Cependant la lutte continuait, et c’était quelque chose d’affreux à voir. Les deux valets portaient Andrea sur l’échafaud ; tout le peuple avait pris parti contre lui, et vingt mille voix criaient d’un seul cri : « À mort ! à mort ! »

Franz se rejeta en arrière ; mais le comte ressaisit son bras et le retint devant la fenêtre.

— Que faites-vous donc ? lui dit-il ; de la pitié ? elle est, ma foi, bien placée ! Si vous entendiez crier au chien enragé, vous prendriez votre fusil, vous vous jetteriez dans la rue, vous tueriez sans miséricorde à bout portant la pauvre bête, qui, au bout du compte ne serait coupable que d’avoir été mordue par un autre chien, et de rendre ce qu’on lui a fait : et voilà que vous avez pitié d’un homme qu’aucun autre homme n’a mordu, et qui cependant a tué son bienfaiteur, et qui maintenant, ne pouvant plus tuer parce qu’il a les mains liées, veut à toute force voir mourir son compagnon de captivité, son camarade d’infortune ! Non, non, regardez, regardez.
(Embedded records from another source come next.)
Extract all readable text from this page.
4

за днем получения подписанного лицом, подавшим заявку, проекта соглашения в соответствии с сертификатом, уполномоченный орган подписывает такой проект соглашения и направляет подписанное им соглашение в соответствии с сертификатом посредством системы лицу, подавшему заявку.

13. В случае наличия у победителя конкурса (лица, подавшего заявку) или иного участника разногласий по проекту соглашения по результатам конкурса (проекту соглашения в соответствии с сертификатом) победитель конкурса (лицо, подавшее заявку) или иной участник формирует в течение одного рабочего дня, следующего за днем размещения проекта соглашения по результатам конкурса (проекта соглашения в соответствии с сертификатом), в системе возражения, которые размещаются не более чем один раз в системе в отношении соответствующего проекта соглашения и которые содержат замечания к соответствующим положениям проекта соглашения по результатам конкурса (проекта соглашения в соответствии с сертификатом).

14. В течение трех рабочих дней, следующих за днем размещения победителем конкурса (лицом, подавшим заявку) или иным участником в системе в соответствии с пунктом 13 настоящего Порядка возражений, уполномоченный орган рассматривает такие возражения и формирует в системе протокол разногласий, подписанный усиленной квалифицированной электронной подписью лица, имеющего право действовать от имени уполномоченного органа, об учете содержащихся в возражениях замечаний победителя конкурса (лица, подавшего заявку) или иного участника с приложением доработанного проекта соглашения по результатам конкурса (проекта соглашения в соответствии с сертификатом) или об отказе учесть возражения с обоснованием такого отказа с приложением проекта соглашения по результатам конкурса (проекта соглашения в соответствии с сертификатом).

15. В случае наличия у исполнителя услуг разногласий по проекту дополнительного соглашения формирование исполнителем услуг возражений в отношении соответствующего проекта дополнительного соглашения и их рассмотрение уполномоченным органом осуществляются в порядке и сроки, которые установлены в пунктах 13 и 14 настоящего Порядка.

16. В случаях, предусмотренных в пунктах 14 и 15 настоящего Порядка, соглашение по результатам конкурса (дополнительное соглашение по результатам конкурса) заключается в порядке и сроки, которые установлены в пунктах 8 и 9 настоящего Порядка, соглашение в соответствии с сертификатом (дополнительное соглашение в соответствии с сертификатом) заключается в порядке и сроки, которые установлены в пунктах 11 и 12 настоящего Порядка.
La recommandation était devenue presque inutile, Franz était comme fasciné par l’horrible spectacle. Les deux valets avaient porté le condamné sur l’échafaud, et là, malgré ses efforts, ses morsures, ses cris, ils l’avaient forcé de se mettre à genoux. Pendant ce temps, le bourreau s’était placé de côté et la masse en arrêt ; alors, sur un signe, les deux aides s’écartèrent. Le condamné voulut se relever, mais avant qu’il en eût eu le temps, la masse s’abattit sur sa tempe gauche ; on entendit un bruit sourd et mat, le patient tomba comme un bœuf, la face contre terre, puis, d’un contre-coup, se retourna sur le dos. Alors le bourreau laissa tomber sa masse, tira le couteau de sa ceinture, d’un seul coup lui ouvrit la gorge et, montant aussitôt sur son ventre, se mit à le pétrir avec ses pieds.

À chaque pression, un jet de sang s’élançait du cou du condamné.

Pour cette fois, Franz n’y put tenir plus longtemps ; il se rejeta en arrière, et alla tomber sur un fauteuil à moitié évanoui.

Albert, les yeux fermés, resta debout, mais cramponné aux rideaux de la fenêtre.

Le comte était debout et triomphant comme le mauvais ange.